Of course the above may or may not be the real underlying reason for the outliers, but it suggests that it may be worth trying to remove the outliers from the training set, because they may not contain much generalizable information.
# Quick function to find outliers. A data point in a series is considered
# an outlier if it is more than the inter-quartile range (IQR), multiplied
# by some factor, away from the first or third quartile.
def getIQROutlierBool(series, factor):
q1 = series.quantile(0.25) # First quartile
q3 = series.quantile(0.75) # Third quartile
# Generate a boolean series indicating whether or not the data point is
# within the specified range
iqr = (series > q1-factor*(q3-q1)) & (series < q3+factor*(q3-q1))
return iqr
# Apply the filter to our logerror values
outlier_filter = getIQROutlierBool(y_train, 1.5)
# Cut out the outliers from the training set
X_train = X_train[outlier_filter]
y_train = y_train[outlier_filter]
Above, we have filtered out the outliers from the training set (not from the validation set) by removing all data points that are too far away from the first and third quartiles. If a value is smaller than the first quartile, or larger than the third quartile, by at least 1.5 times the interquartile range (distance between first and third quartiles), we discard it. The factor 1.5 is the standard value, but some manual checks indicate that the result is not strongly dependent on the choice.
# We keep the parameters
xgb_params = {
"objective": "reg:linear",
"max_depth": 3,
"silent": 0,
'eval_metric': 'mae',
'eta': 0.02
}
# Maximum number of trees we will collect
num_rounds = 5000
# Our X_train and y_train have now been cleaned of outliers
dtrain = xgb.DMatrix(X_train, y_train)
dvalid = xgb.DMatrix(X_test, y_test)
# Training
model = xgb.train(
xgb_params, # Training parameters
dtrain, # Data
num_rounds, # Max number of trees
[(dtrain,'train'),(dvalid,'test')], # Validation set
early_stopping_rounds=50, # Stop early if no improvement for 50 rounds
verbose_eval = False
)
# Best score obtained
print(model.best_score)
print(model.best_iteration)
# Save the model
model.save_model('xgb_outliersremoved.model')
0.067132
1136
We see that removing the outliers from the training set has improved the score a little bit. We are not yet near the top of the leaderboard (0.064) but we’ve nudged away from the bottom.

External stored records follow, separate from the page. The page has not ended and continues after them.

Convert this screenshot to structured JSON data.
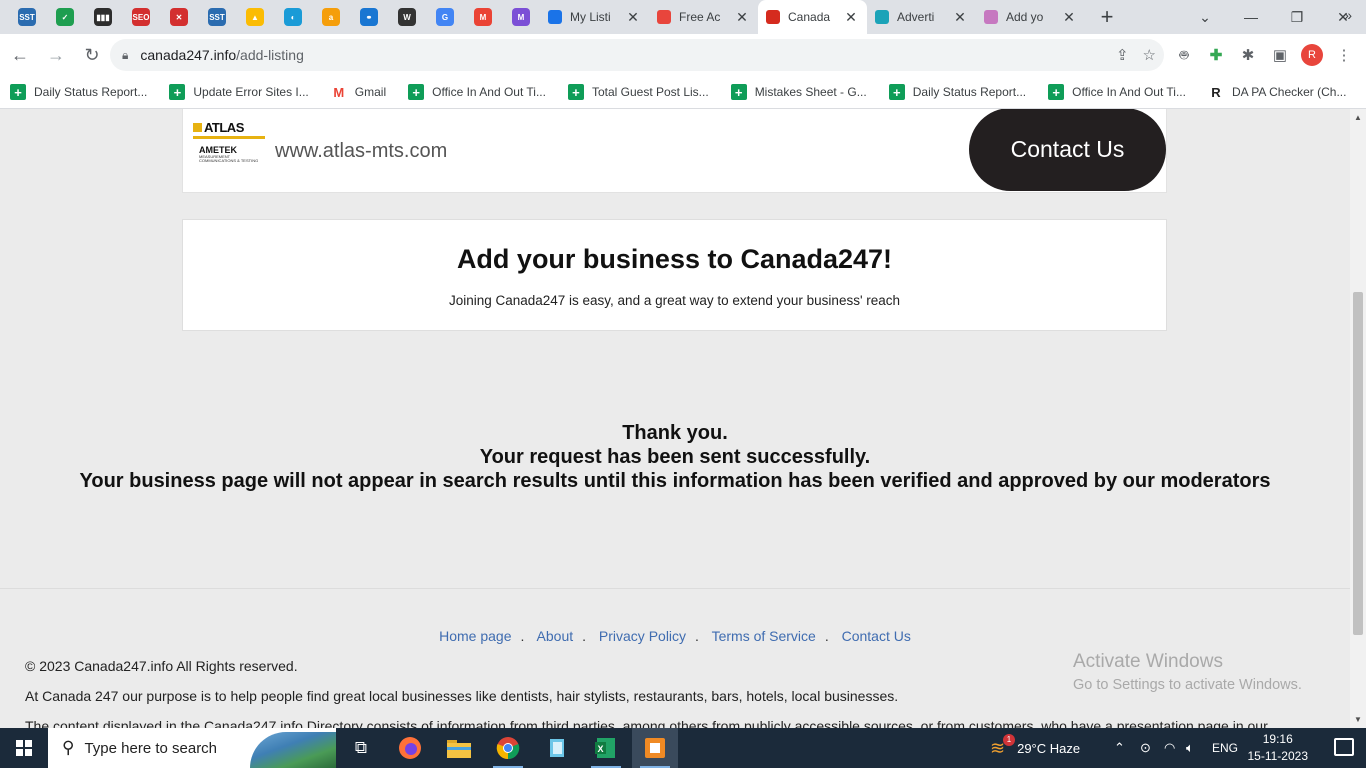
{
  "browser": {
    "pinned_tabs": [
      {
        "name": "sst-favicon",
        "text": "SST",
        "color": "#2b6cb0"
      },
      {
        "name": "checkmark-favicon",
        "text": "✓",
        "color": "#1e9e50"
      },
      {
        "name": "bars-favicon",
        "text": "▮▮▮",
        "color": "#2d2d2d"
      },
      {
        "name": "seo-favicon",
        "text": "SEO",
        "color": "#d32f2f"
      },
      {
        "name": "x-favicon",
        "text": "✕",
        "color": "#d32f2f"
      },
      {
        "name": "sst-favicon-2",
        "text": "SST",
        "color": "#2b6cb0"
      },
      {
        "name": "ads-favicon",
        "text": "▲",
        "color": "#fbbc04"
      },
      {
        "name": "globe-favicon",
        "text": "◐",
        "color": "#1a9bd7"
      },
      {
        "name": "orange-favicon",
        "text": "a",
        "color": "#f59e0b"
      },
      {
        "name": "link-favicon",
        "text": "⚭",
        "color": "#1976d2"
      },
      {
        "name": "wp-favicon",
        "text": "W",
        "color": "#333333"
      },
      {
        "name": "google-favicon",
        "text": "G",
        "color": "#4285f4"
      },
      {
        "name": "gmail-favicon",
        "text": "M",
        "color": "#ea4335"
      },
      {
        "name": "purple-mail-favicon",
        "text": "M",
        "color": "#7b4fd6"
      }
    ],
    "tabs": [
      {
        "title": "My Listi",
        "icon": "location-pin-icon",
        "icon_color": "#1a73e8",
        "active": false
      },
      {
        "title": "Free Ac",
        "icon": "magnifier-icon",
        "icon_color": "#e8453c",
        "active": false
      },
      {
        "title": "Canada",
        "icon": "canada-flag-icon",
        "icon_color": "#d52b1e",
        "active": true
      },
      {
        "title": "Adverti",
        "icon": "y-logo-icon",
        "icon_color": "#1ba3b8",
        "active": false
      },
      {
        "title": "Add yo",
        "icon": "flower-icon",
        "icon_color": "#c678c0",
        "active": false
      }
    ],
    "url_domain": "canada247.info",
    "url_path": "/add-listing",
    "bookmarks": [
      {
        "label": "Daily Status Report..."
      },
      {
        "label": "Update Error Sites I..."
      },
      {
        "label": "Gmail"
      },
      {
        "label": "Office In And Out Ti..."
      },
      {
        "label": "Total Guest Post Lis..."
      },
      {
        "label": "Mistakes Sheet - G..."
      },
      {
        "label": "Daily Status Report..."
      },
      {
        "label": "Office In And Out Ti..."
      },
      {
        "label": "DA PA Checker (Ch..."
      }
    ],
    "profile_initial": "R"
  },
  "ad": {
    "logo_top": "ATLAS",
    "logo_bottom": "AMETEK",
    "logo_sub": "MEASUREMENT COMMUNICATIONS & TESTING",
    "site": "www.atlas-mts.com",
    "button": "Contact Us"
  },
  "add_business": {
    "title": "Add your business to Canada247!",
    "subtitle": "Joining Canada247 is easy, and a great way to extend your business' reach"
  },
  "thanks": {
    "line1": "Thank you.",
    "line2": "Your request has been sent successfully.",
    "line3": "Your business page will not appear in search results until this information has been verified and approved by our moderators"
  },
  "footer": {
    "links": [
      "Home page",
      "About",
      "Privacy Policy",
      "Terms of Service",
      "Contact Us"
    ],
    "copyright": "© 2023 Canada247.info All Rights reserved.",
    "purpose": "At Canada 247 our purpose is to help people find great local businesses like dentists, hair stylists, restaurants, bars, hotels, local businesses.",
    "disclaimer": "The content displayed in the Canada247.info Directory consists of information from third parties, among others from publicly accessible sources, or from customers, who have a presentation page in our"
  },
  "watermark": {
    "title": "Activate Windows",
    "subtitle": "Go to Settings to activate Windows."
  },
  "taskbar": {
    "search_placeholder": "Type here to search",
    "weather": "29°C  Haze",
    "weather_badge": "1",
    "language": "ENG",
    "time": "19:16",
    "date": "15-11-2023"
  }
}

(Note that here we are just validating on the test set. The model is saved above, to be used in predict.py
to generate a submission file for the competition.)

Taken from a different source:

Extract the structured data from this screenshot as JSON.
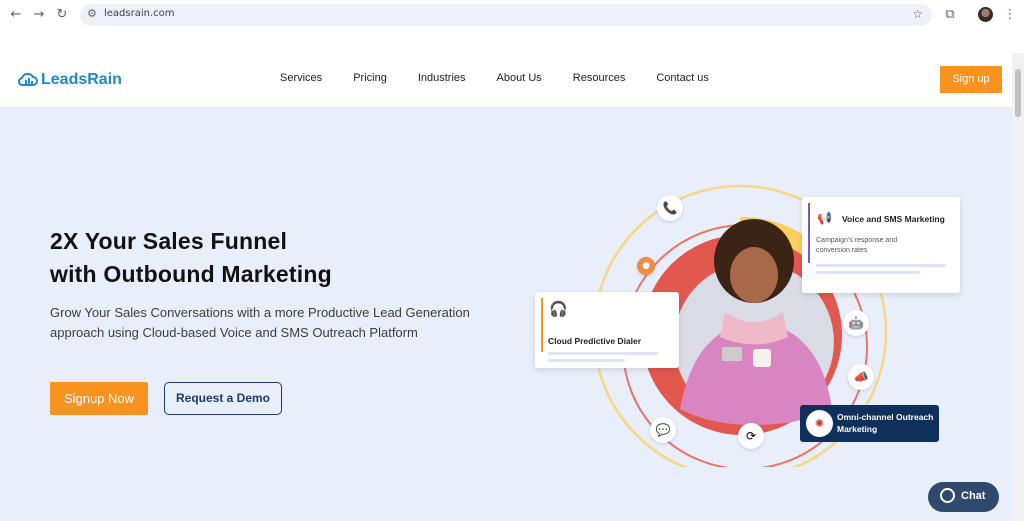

The Zillow dataset is difficult. We have a predictive model that works, in a sense, but not very well, considering the following plot.
# Cut out the outliers from the test set for plotting
outlier_filter = getIQROutlierBool(y_test, 1.5)
X_test = X_test[outlier_filter]
y_test = y_test[outlier_filter]
dtest = xgb.DMatrix(X_test)
# Predict with our model
y_pred = model.predict(dtest)
plt.scatter(y_test, y_pred)
plt.xlabel('Real values')
plt.ylabel('Predicted values')
# Add a trend line
regression = np.polyfit(y_test, y_pred, 1)
x_vals = np.array([-0.15, 0.15])
y_vals = regression[0]*x_vals + regression[1]
plt.plot(x_vals, y_vals, color='green')
plt.show()
The figure above plots the logerror
values we predict for the validation set versus the true values, as well as a trend line. We see that we have some correlation, but the slope is certainly not close to 45 degrees, and the spread of the points is very large. Our score of 0.67 does not indicate a very strong grasp on the problem, and likely neither do the top scores on the Kaggle leaderboard of around 0.64.
Tuning the hyperparameters apparently helps little. Solving this problem requires something new altogether; either a different kind of model is required, or some novel insight into the data. Cutting out the outliers in the training set helps somewhat, but only so much. It will be interesting to see if anyone can find a way forward.